Modeling yield and backscatter using satellite derived biophysical variables of rice crop based on Artificial Neural Networks

In this study, 'observed rice yield (ton acre(-1))' and 'remotely sensed backscatter'are modelled using artificial neural network (ANN) and multiple linear regression (MLR) methods for East and West Godavari districts of Andhra Pradesh in India.
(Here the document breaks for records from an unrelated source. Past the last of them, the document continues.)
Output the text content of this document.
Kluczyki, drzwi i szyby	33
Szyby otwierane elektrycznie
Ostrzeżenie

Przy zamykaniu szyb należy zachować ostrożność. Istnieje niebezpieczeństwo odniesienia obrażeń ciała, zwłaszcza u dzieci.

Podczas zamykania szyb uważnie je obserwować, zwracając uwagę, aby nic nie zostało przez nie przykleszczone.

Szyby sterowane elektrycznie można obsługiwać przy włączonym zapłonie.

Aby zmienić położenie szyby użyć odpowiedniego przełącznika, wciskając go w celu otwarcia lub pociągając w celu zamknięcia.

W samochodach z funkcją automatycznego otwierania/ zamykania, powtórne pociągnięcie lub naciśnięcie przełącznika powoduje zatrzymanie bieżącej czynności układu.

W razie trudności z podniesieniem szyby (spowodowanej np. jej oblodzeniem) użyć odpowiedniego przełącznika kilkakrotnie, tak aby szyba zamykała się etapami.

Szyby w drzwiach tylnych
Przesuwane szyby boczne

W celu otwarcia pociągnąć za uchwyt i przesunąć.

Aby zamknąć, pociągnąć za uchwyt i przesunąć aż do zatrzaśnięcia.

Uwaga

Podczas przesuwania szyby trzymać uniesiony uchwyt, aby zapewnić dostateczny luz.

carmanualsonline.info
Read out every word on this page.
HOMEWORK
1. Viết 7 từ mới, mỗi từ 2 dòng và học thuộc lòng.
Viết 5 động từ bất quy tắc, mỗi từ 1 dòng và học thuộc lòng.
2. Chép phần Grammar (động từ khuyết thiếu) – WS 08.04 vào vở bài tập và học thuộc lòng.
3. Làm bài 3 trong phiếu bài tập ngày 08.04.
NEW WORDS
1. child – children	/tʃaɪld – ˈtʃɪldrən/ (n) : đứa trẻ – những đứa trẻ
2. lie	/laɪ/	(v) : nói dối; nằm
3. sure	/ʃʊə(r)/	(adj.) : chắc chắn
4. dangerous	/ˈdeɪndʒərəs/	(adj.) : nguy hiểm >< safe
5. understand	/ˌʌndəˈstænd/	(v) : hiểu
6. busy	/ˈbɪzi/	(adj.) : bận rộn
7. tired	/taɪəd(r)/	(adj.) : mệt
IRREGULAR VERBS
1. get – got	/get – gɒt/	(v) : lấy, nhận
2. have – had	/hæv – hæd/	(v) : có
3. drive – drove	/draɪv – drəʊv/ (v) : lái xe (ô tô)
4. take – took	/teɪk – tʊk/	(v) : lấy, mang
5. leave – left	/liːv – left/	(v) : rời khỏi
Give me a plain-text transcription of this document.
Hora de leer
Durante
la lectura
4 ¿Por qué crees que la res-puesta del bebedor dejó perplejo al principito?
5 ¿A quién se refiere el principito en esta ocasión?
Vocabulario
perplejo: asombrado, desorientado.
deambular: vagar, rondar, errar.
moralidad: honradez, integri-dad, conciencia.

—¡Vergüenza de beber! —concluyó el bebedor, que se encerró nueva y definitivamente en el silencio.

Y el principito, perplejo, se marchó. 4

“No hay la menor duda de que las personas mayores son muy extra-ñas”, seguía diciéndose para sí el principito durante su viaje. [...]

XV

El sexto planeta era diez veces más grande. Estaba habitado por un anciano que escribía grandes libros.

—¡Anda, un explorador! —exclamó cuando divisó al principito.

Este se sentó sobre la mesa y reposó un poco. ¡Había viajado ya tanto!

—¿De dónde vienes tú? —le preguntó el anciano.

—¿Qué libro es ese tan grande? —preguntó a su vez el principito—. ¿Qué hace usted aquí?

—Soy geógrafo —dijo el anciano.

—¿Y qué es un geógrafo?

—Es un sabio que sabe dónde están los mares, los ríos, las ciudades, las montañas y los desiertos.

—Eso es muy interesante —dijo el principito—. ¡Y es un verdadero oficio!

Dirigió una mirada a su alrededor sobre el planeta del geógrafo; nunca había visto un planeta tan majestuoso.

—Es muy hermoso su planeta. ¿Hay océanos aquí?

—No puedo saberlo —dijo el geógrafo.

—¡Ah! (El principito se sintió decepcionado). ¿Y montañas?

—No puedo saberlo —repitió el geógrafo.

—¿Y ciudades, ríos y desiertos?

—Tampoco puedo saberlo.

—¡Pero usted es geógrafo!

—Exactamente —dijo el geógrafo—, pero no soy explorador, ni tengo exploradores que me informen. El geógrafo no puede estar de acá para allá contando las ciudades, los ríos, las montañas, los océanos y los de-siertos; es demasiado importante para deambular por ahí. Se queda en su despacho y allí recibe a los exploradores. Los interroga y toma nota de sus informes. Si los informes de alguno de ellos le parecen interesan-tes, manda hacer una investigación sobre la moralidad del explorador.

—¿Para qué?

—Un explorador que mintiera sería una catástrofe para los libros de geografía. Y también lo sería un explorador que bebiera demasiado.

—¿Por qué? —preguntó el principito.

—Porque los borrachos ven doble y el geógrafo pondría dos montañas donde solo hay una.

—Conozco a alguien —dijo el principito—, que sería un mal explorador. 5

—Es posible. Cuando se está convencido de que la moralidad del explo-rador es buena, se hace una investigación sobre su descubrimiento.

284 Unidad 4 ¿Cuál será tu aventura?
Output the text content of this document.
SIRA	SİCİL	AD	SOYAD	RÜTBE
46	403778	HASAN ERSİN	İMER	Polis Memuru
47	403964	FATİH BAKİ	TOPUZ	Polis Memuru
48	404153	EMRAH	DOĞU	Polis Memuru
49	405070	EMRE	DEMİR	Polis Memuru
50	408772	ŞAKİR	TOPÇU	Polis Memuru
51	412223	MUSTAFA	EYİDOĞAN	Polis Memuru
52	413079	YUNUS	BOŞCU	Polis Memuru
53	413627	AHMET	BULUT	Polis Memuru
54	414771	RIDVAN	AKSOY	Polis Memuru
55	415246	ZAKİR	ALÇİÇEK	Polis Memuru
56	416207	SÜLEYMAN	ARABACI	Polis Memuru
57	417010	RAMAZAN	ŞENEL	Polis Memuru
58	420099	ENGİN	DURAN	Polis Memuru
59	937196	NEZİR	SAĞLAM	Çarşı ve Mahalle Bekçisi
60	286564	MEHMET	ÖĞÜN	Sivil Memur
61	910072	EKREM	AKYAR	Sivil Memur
The biophysical variables viz. backscatter (bs), normalized difference vegetation index (NDVI), Chlorophyll (chfl), fraction of absorbed photosynthetically active radiation (FAPAR), leaf area index (LAI), canopy water content (CWC), and fraction of vegetation cover (F-cover) were derived from Scatterometer Satellite-1 (SCATSAT-1), Moderate Imaging Spectrometer (MODIS) and Sentinel-2 satellite data.lnputs selected are bs, NDVI, chfl, FAPAR, LAI, CWC, and F-cover for rice yield model, whereas NDVI, chfl, FAPAR, LAI, CWC, and F-cover are inputs for backscatter models. The performance of ANN and MLR models was evaluated using three indices such as root mean squared error (RMSE), mean absolute error (MAE), and coefficient of determination (R-2). The results concluded that the ANN models achieved R-2 of 0.908 and 0.884 which are 42.73% and 28.85% higher than that of the MLR method for rice yield and backscatter, respectively.